Derlin-1 ameliorates nonalcoholic hepatic steatosis by promoting ubiquitylation and degradation of FABP1

Abstract

Abstract Background The functions of liver fatty acid binding protein (FABP1) in the regulation of nonalcoholic fatty liver disease (NAFLD) have been demonstrated. However, it is not fully understood how FABP1 expression is dynamically regulated in metabolic disorders. Previous studies have reported that ubiquitin proteasome-mediated degradation of FABP1 is involved, but the mechanism remains unknown.Methods Dysregulated expression of hepatic FABP1 and Derlin-1 was observed in NAFLD patients. We performed mice hepatic tissue co-immunoprecipitation (IP)-based mass spectrum (MS) assays.

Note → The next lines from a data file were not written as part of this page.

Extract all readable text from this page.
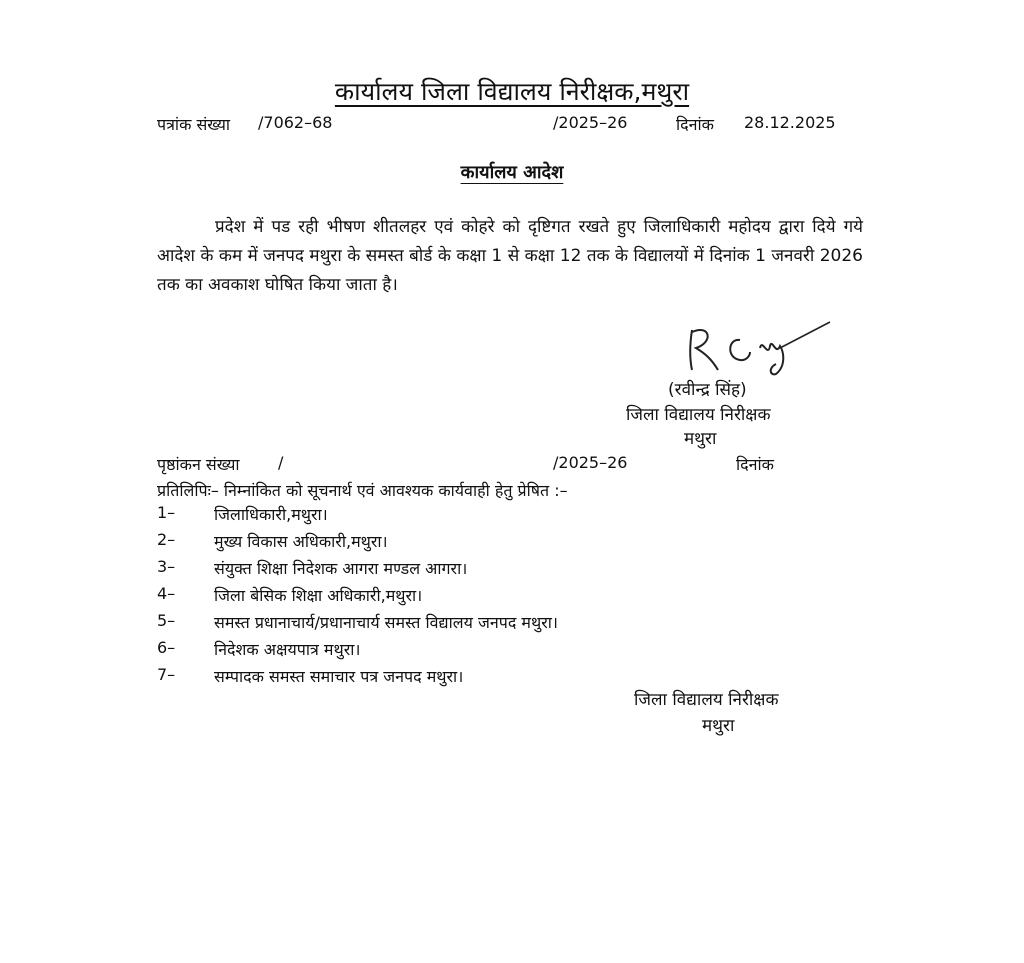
कार्यालय जिला विद्यालय निरीक्षक,मथुरा
पत्रांक संख्या /7062–68	/2025–26	दिनांक 28.12.2025
कार्यालय आदेश
प्रदेश में पड रही भीषण शीतलहर एवं कोहरे को दृष्टिगत रखते हुए जिलाधिकारी महोदय द्वारा दिये गये आदेश के कम में जनपद मथुरा के समस्त बोर्ड के कक्षा 1 से कक्षा 12 तक के विद्यालयों में दिनांक 1 जनवरी 2026 तक का अवकाश घोषित किया जाता है।
(रवीन्द्र सिंह)
जिला विद्यालय निरीक्षक
मथुरा
पृष्ठांकन संख्या /	/2025–26	दिनांक
प्रतिलिपिः– निम्नांकित को सूचनार्थ एवं आवश्यक कार्यवाही हेतु प्रेषित :–
1– जिलाधिकारी,मथुरा।
2– मुख्य विकास अधिकारी,मथुरा।
3– संयुक्त शिक्षा निदेशक आगरा मण्डल आगरा।
4– जिला बेसिक शिक्षा अधिकारी,मथुरा।
5– समस्त प्रधानाचार्य/प्रधानाचार्य समस्त विद्यालय जनपद मथुरा।
6– निदेशक अक्षयपात्र मथुरा।
7– सम्पादक समस्त समाचार पत्र जनपद मथुरा।
जिला विद्यालय निरीक्षक
मथुरा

Derlin-1 interacts with FABP1 and modifies its ubiquitin status, as confirmed by co-IP. The role of Derlin-1 in lipid deposition was tested using adenovirus-mediated overexpression in C57 mice, Derlin-1 overexpression (Derlin-1-OE), or Derlin-1 knockdown (Derlin-1-KO) HepG2 cells.Results As a subunit of the endoplasmic reticulum-associated degradation complex (ERAD), Derlin-1 is negatively associated with NAFLD patients and interacts with and ubiquitinates FABP1. Derlin-1 suppresses FABP1 protein levels and inhibits lipid deposition through a FABP1-dependent pathway. Additionally, Trim25, an E3 ubiquitin ligase present in the endoplasmic reticulum (ER), is recruited to promote Derlin-1-related polyubiquitylation of FABP1, thereby creating a ubiquitin-associated network for FABP1. Overexpression of Derlin-1 ameliorates hepatic steatosis in both C57 mice and HepG2 cells, and contributes to attenuated weight gain, lower liver weight, and visceral fat mass.Conclusions FABP1, a master enzyme that maintains fatty acid metabolism, undergoes degradation by Derlin-1 through ubiquitin modification. The activation of Derlin-1 in vivo may represent a potential therapeutic strategy for NAFLD.Trial registration: Clinical Trials. gov ID: NCT02118376.